ADR-0011: Runtime Heap

Status

Superseded by ADR-0035

Summary

Add heap allocation support to the Gruel runtime via a simple bump allocator backed by mmap/munmap syscalls. This provides the foundation for heap-allocated types like String, Vec, and Box without depending on libc. The implementation exposes __gruel_alloc, __gruel_realloc, and __gruel_free functions that can be called from generated code.

Context

Why a Custom Allocator?

Gruel compiles to standalone executables with no libc dependency. The runtime uses direct syscalls for all system interactions (exit, write). For heap allocation, we need to continue this pattern:

  1. No libc dependency: Keep executables minimal and self-contained
  2. Control: Understand exactly what's happening with memory
  3. Simplicity: A bump allocator is trivial to implement and debug
  4. Foundation: Enables String, Vec, Box, and other heap types

What's Needed

The destructor ADR (0010) identifies the missing piece:

"Open question: How do we hook into malloc/free? System allocator? Custom?"

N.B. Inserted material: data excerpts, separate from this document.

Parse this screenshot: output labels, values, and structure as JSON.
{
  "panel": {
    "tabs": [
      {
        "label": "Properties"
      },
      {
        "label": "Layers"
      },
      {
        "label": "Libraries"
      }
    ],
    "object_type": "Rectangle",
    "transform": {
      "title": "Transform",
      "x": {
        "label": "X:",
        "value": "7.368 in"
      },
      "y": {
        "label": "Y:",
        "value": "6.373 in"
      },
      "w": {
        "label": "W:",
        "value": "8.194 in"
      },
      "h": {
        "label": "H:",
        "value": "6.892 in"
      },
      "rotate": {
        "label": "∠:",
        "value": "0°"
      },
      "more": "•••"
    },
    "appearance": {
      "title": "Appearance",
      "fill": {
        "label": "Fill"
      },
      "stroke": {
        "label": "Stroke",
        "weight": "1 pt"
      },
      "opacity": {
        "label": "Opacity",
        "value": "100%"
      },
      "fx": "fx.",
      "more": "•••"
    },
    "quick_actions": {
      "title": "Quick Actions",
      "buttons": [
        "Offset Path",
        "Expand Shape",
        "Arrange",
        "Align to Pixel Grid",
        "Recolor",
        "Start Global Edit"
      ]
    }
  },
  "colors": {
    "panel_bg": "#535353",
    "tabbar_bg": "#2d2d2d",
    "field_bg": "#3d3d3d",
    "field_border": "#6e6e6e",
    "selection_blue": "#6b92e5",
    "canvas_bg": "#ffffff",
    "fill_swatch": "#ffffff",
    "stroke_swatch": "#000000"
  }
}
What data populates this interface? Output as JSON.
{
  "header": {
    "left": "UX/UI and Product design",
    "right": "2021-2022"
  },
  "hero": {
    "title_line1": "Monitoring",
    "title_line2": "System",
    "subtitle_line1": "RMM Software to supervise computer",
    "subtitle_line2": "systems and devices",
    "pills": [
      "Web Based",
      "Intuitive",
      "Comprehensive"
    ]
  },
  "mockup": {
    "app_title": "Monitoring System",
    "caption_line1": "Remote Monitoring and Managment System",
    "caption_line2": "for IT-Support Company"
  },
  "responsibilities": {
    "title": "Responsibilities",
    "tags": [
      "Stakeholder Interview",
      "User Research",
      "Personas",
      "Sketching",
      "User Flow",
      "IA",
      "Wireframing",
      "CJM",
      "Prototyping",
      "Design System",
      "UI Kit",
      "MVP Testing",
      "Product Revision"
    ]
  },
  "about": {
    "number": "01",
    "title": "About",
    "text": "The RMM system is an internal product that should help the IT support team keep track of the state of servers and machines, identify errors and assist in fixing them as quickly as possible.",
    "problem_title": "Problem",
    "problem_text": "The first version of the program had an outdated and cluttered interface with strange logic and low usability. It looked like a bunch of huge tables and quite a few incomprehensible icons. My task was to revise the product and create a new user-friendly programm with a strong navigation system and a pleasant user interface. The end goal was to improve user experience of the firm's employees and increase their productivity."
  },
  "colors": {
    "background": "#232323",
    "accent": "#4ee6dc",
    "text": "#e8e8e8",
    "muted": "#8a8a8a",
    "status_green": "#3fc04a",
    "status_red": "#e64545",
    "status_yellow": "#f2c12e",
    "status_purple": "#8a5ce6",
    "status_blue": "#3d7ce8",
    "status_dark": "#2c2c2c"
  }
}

This ADR answers: custom allocator using mmap/munmap directly.

Design Constraints

  1. Platform support: Must work on x86-64 Linux and AArch64 macOS
  2. No global state initialization: The allocator must work without explicit init
  3. Thread safety: Not required initially (Gruel is single-threaded)
  4. Simplicity over performance: This is V1; optimize later if needed

Decision

Allocator Design: Bump Allocator with Arenas

We use a bump allocator - the simplest possible design:

  1. Request large chunks ("arenas") from the OS via mmap
  2. Allocations bump a pointer forward within the current arena
  3. When an arena fills, request a new one
  4. Individual free() is a no-op; memory is only returned when all arenas are freed

This trades memory efficiency for simplicity. It's appropriate because:

  • Gruel programs are typically short-lived (compile, run, exit)
  • Memory is reclaimed by the OS on exit anyway
  • Future optimization can add a more sophisticated allocator

API

Three functions exported from the runtime:

/// Allocate `size` bytes aligned to `align`.
/// Returns null on failure (OOM or invalid arguments).
#[no_mangle]
pub extern "C" fn __gruel_alloc(size: u64, align: u64) -> *mut u8

/// Reallocate `ptr` from `old_size` to `new_size` bytes.
/// Returns null on failure. Old data is copied to new location.
/// If ptr is null, behaves like alloc. If new_size is 0, behaves like free.
#[no_mangle]
pub extern "C" fn __gruel_realloc(ptr: *mut u8, old_size: u64, new_size: u64, align: u64) -> *mut u8

/// Free memory at `ptr`.
/// For the bump allocator, this is a no-op (memory reclaimed on exit).
#[no_mangle]
pub extern "C" fn __gruel_free(ptr: *mut u8, size: u64, align: u64)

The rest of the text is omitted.